Sağ aşırılıkçılık vurgusu
Sağ aşırılıkçılığın birçok ülkede yükselmekte olduğunu ve bu durumun Müslümanlara düşman bir çevre oluşturduğunu vurgulayan Kureyşi, bu yeni bela ile ilgili farkındalığı artırmanın önemine işaret etti.
Kureyşi, Pakistan'ın İslamofobi ile mücadelede öncü bir rol oynadığını ve bu rolünü oynamaya devam edeceğini vurguladı.

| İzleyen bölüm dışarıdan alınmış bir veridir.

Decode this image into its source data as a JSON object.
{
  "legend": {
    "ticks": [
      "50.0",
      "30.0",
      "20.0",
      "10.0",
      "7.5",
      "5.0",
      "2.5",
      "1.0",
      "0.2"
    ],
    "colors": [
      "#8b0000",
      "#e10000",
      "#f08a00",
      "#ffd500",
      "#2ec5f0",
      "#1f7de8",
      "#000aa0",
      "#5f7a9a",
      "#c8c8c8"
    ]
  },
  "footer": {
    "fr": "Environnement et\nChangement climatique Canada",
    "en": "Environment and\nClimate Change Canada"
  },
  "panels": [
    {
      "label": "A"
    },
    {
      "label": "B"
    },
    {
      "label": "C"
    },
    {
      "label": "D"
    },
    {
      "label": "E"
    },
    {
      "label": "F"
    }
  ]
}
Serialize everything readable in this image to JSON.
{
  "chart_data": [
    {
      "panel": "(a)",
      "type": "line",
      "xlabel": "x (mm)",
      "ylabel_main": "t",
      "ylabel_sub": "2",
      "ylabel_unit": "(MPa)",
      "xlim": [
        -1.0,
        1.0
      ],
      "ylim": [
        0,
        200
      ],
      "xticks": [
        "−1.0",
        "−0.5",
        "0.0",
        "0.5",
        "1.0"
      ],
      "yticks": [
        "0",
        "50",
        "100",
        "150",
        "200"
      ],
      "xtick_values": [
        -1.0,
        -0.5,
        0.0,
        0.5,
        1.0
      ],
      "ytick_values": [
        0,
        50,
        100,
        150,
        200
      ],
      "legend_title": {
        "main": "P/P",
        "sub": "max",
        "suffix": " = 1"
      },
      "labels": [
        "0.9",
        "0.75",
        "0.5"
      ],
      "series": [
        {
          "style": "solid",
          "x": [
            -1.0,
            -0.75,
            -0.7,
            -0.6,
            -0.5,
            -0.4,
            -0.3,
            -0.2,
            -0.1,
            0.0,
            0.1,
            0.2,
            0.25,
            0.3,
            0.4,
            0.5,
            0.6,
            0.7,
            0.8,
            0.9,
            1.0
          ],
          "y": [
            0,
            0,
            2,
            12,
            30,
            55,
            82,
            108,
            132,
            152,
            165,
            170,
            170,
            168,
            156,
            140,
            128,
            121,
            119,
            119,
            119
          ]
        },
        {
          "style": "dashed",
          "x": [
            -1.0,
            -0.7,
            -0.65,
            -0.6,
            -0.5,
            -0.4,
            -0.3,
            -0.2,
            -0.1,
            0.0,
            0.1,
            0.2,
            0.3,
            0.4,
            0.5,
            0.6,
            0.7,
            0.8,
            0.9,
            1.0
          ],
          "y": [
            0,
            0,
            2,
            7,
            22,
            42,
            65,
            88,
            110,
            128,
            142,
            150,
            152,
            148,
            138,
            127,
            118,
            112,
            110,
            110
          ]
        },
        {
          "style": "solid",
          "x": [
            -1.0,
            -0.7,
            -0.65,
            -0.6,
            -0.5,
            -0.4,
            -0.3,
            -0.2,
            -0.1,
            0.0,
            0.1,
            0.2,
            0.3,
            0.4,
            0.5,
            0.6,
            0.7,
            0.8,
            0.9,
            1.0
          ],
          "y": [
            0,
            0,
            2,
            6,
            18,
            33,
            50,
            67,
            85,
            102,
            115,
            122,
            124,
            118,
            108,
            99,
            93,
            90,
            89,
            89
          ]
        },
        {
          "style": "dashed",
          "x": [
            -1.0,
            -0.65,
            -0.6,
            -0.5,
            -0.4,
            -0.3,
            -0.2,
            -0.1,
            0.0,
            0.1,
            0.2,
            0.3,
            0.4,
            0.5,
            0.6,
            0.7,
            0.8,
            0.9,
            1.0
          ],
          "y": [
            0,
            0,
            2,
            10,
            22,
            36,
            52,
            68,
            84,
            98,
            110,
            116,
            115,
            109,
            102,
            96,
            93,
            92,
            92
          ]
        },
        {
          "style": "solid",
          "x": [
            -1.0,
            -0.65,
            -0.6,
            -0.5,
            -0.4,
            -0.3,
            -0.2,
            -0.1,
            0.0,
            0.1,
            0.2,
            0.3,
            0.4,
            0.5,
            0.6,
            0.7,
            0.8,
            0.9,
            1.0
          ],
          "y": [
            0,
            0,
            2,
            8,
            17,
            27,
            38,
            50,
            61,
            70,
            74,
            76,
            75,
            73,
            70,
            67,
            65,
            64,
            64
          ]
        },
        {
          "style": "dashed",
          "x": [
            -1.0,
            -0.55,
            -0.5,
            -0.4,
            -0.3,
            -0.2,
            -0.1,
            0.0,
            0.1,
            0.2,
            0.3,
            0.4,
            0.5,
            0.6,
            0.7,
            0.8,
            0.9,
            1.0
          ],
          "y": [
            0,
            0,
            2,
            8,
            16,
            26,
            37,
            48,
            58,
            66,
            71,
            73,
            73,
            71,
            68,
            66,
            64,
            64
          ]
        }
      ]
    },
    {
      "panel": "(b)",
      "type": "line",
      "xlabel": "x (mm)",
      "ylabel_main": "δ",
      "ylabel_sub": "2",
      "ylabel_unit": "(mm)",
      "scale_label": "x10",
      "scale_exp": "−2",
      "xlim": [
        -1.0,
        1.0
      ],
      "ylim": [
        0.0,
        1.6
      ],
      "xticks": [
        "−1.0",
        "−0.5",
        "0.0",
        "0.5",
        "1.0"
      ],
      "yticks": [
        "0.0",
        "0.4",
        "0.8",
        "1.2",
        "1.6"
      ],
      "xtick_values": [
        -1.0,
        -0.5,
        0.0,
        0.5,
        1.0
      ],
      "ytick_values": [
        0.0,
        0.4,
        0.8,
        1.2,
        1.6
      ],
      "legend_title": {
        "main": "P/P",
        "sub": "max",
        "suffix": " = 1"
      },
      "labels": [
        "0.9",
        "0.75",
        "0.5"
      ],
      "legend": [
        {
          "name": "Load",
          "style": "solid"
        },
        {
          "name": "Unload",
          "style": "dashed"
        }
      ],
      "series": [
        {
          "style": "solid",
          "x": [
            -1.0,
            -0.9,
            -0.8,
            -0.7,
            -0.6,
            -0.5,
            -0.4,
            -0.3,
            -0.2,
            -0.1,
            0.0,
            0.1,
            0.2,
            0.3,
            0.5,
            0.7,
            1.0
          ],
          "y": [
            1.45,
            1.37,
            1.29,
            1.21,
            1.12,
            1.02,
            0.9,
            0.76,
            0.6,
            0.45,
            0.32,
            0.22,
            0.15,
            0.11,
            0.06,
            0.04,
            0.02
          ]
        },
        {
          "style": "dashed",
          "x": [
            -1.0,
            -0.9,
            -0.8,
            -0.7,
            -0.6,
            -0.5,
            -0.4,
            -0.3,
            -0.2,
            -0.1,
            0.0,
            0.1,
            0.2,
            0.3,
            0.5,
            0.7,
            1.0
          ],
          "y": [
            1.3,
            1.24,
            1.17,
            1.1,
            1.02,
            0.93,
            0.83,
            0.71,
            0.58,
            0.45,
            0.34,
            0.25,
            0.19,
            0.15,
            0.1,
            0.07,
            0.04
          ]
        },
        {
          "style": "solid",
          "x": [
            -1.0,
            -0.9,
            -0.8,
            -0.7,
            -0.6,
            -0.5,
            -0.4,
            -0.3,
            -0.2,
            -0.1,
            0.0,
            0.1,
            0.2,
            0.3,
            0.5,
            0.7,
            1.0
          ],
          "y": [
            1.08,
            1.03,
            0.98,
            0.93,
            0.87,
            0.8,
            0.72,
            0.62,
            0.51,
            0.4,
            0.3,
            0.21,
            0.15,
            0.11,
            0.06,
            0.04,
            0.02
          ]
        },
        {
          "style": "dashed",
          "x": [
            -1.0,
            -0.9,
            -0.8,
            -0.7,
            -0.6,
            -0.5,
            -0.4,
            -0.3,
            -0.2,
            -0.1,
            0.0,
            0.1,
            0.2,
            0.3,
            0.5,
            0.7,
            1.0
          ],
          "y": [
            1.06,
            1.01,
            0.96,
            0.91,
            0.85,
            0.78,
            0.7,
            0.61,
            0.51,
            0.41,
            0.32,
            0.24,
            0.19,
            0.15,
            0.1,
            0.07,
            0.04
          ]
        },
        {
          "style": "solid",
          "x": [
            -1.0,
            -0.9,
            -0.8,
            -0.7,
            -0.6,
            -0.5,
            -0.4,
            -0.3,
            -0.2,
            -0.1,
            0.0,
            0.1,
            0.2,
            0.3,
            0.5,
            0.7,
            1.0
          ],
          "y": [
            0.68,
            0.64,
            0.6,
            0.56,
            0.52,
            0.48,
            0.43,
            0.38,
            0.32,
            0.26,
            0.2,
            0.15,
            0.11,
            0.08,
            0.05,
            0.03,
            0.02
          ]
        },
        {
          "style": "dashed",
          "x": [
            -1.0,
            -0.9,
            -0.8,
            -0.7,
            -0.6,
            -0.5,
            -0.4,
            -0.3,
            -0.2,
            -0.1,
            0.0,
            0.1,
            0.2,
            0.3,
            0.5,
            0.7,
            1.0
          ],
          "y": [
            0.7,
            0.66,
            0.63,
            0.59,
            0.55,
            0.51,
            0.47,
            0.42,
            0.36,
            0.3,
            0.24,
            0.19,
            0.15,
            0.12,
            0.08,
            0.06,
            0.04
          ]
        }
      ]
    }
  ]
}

Öte yandan, Orta Doğu’daki barış ve istikrarın Pakistan’ın önceliği olduğunu belirten Kureyşi, Filistin topraklarının yasa dışı şekilde ilhak edilmesi, yasa dışı yerleşimlerin inşa edilmesi ve Filistinlilerin insanlık dışı yaşam koşullarının bölgedeki barışa ve istikrara yönelik hayallerin gerçekleşmesini her geçen gün daha da zorlaştırdığını ifade etti.
Kureyşi, Afganistan’da barışın tüm bölgedeki barış ve istikrarın anahtarı olduğunu dile getirerek, Afganistan’daki çatışmadan en çok etkilenen ikinci ülkenin Pakistan olduğunu dile getirdi.
Bölgede tesis edilecek bir barıştan en çok Pakistan’ın fayda göreceğini vurgulayan Kureyşi, Afganistan’daki barış ve uzlaştırma sürecini tam olarak desteklemeye devam edeceklerini kaydetti.